In Indiana, the state’s gaming industry is very concerned about the new casinos recently approved by Illinois lawmakers for Chicago and the south suburbs, which could impact Northwest Indiana’s five casinos. State Senator Eddie Melton said, “Should we be concerned? Maybe. I haven’t seen any studies or reports. It is something that we need to be mindful of and watchful in terms of what it’s going to look like.”

Melton added, “It is our sincere hope that our neighboring state’s latest policies do not affect the positives steps we’re making to preserve and grow our own regional and state economy. Every resident in this community should know we are committed to working proactively and passionately to continue to lead in a way that secures opportunity for us against any threats that should arise, today or tomorrow.”

Casino Association of Indiana Executive Director Matt Bell stated, “We know it’s going to hurt. Chicago is an absolutely critical market for northern properties, and, obviously, more pressure from our western border will impact us across the state. But we have great operators who are used to competing very hard against each other. They are going to compete very hard to maintain the business they’ve attracted from that market, to make their properties a great destination for that customer.”

Hammond Mayor Thomas McDermott Jr. said he expects the Horseshoe Casino, the state’s largest and most profitable venue, to “take a haircut” from a new Chicago casino. “It’s not wonderful. But we’ve been expecting it for a long time, and it finally happened. When Pritzker got elected and the new mayor of Chicago took over, it seemed like all the stars were aligning.”

However, McDermott said he expects casinos in East Chicago, Gary and Michigan City will be hit harder than Hammond. “Could we lose 20 percent? Yeah, it’s possible. Could we lose more? Possibly. But people still are going to gamble at Horseshoe,” he said, noting the new Illinois casinos may not be operational for years. For example, he said, it took three years from 2009, when Illinois legalized video gambling machines, for them to become operational.
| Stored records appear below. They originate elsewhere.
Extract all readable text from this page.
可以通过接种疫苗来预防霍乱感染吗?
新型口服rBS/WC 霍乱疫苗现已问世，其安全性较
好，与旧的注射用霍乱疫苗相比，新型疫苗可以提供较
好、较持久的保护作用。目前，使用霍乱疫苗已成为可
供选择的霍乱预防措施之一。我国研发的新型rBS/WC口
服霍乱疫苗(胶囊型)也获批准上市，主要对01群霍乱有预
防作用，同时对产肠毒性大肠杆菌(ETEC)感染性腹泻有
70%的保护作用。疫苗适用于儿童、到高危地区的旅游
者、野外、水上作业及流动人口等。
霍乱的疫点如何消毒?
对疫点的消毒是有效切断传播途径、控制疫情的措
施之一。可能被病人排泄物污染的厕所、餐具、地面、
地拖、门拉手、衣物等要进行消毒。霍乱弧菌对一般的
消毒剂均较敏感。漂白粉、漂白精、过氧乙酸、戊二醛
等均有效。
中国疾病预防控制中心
Mike Hicks, an economics professor at Ball State University, who studies the tax and economic effects of casino openings, is less optimistic. He said Northwest Indiana casino will get “clobbered” by the new Illinois competition, since data show about 70 percent of gamblers at those casinos live in Illinois. It’s unlikely they’ll continue to travel across the state line to visit an Indiana casino when there’s one much closer to home. “Who is going to drive past a casino to go to Lake County? The newer casinos tend to attract more people, particularly in the early stages after they’re opened,” Hicks said.
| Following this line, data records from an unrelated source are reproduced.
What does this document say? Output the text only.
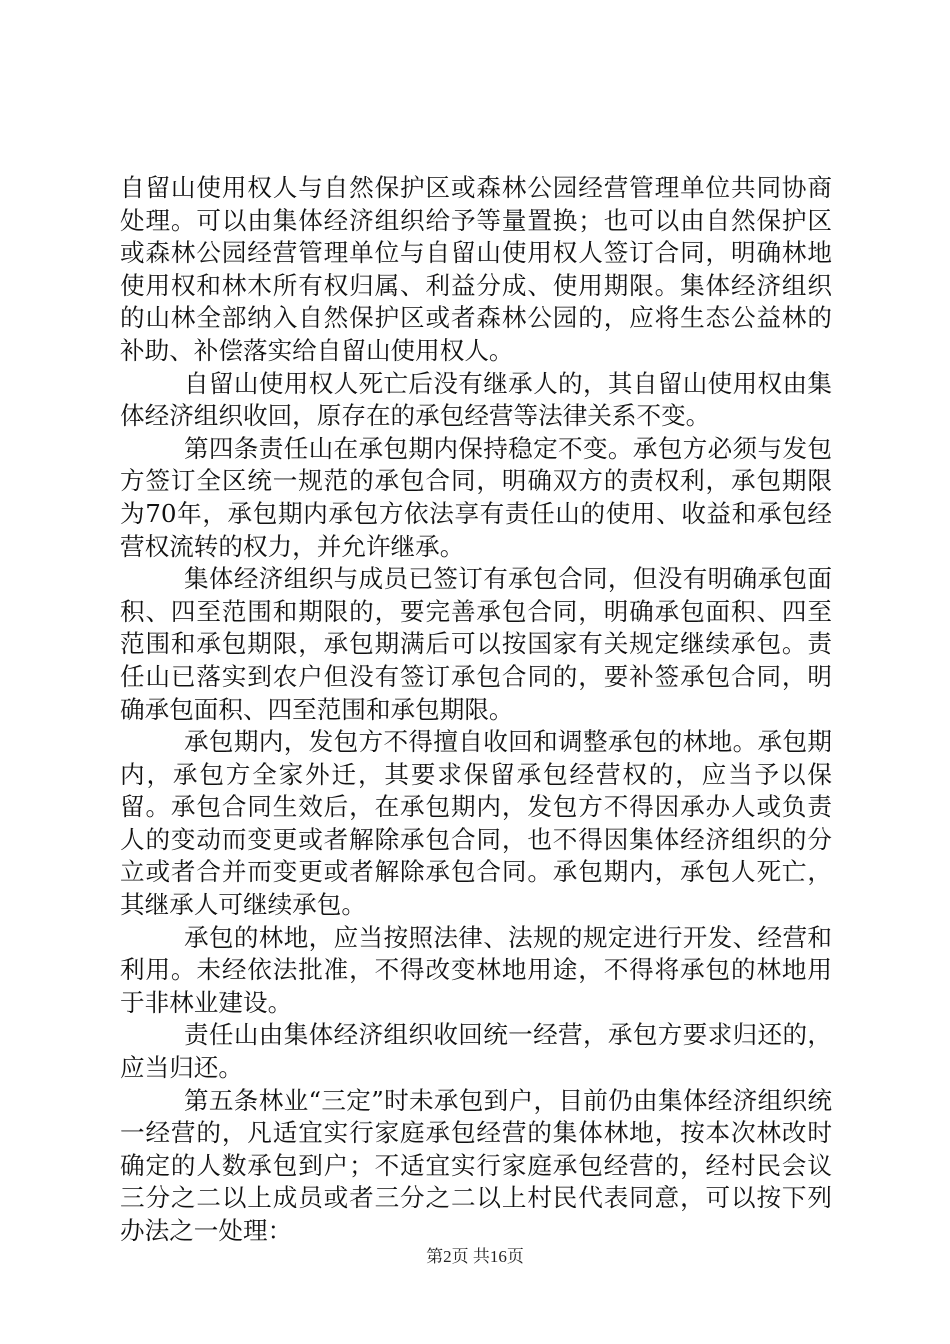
自留山使用权人与自然保护区或森林公园经营管理单位共同协商处理。可以由集体经济组织给予等量置换；也可以由自然保护区或森林公园经营管理单位与自留山使用权人签订合同，明确林地使用权和林木所有权归属、利益分成、使用期限。集体经济组织的山林全部纳入自然保护区或者森林公园的，应将生态公益林的补助、补偿落实给自留山使用权人。

自留山使用权人死亡后没有继承人的，其自留山使用权由集体经济组织收回，原存在的承包经营等法律关系不变。

第四条责任山在承包期内保持稳定不变。承包方必须与发包方签订全区统一规范的承包合同，明确双方的责权利，承包期限为70年，承包期内承包方依法享有责任山的使用、收益和承包经营权流转的权力，并允许继承。

集体经济组织与成员已签订有承包合同，但没有明确承包面积、四至范围和期限的，要完善承包合同，明确承包面积、四至范围和承包期限，承包期满后可以按国家有关规定继续承包。责任山已落实到农户但没有签订承包合同的，要补签承包合同，明确承包面积、四至范围和承包期限。

承包期内，发包方不得擅自收回和调整承包的林地。承包期内，承包方全家外迁，其要求保留承包经营权的，应当予以保留。承包合同生效后，在承包期内，发包方不得因承办人或负责人的变动而变更或者解除承包合同，也不得因集体经济组织的分立或者合并而变更或者解除承包合同。承包期内，承包人死亡，其继承人可继续承包。

承包的林地，应当按照法律、法规的规定进行开发、经营和利用。未经依法批准，不得改变林地用途，不得将承包的林地用于非林业建设。

责任山由集体经济组织收回统一经营，承包方要求归还的，应当归还。

第五条林业“三定”时未承包到户，目前仍由集体经济组织统一经营的，凡适宜实行家庭承包经营的集体林地，按本次林改时确定的人数承包到户；不适宜实行家庭承包经营的，经村民会议三分之二以上成员或者三分之二以上村民代表同意，可以按下列办法之一处理：

第2页 共16页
But—since Illinois is planning to “tax the bejeezus” out of its casinos, Indiana casinos could offer higher slot payouts and more generous promotions to continue attracting Illinois patrons.
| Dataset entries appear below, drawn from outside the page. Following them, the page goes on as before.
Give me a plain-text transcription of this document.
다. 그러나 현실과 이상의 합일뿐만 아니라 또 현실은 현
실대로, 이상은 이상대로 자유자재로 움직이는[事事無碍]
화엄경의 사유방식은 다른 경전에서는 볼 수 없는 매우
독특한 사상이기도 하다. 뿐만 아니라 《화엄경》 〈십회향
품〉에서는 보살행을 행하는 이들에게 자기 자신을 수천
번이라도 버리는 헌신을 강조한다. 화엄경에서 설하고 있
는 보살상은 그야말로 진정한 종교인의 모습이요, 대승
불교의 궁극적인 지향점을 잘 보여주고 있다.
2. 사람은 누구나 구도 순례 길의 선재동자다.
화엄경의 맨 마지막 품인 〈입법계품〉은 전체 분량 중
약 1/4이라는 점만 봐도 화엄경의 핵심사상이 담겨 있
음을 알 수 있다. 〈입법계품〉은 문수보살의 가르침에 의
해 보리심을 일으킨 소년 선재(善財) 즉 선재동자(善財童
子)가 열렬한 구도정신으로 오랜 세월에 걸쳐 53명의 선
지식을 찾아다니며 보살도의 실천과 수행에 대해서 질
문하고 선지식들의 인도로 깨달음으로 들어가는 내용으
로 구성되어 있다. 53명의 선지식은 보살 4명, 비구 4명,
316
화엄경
Elsewhere in Indiana, John Keeler, vice president and general counsel at Spectacle Entertainment, said the Illinois gaming expansion is “not the best news in the world.” Spectacle owns the Majestic Star casinos in Gary, one of which will move to a $300 million land-based venue in downtown Gary. “We’re just trying, like everybody else, to digest what it really means, and kind of reconfigure where we are and where we’re going in light of the passage of that bill,” Keeler said.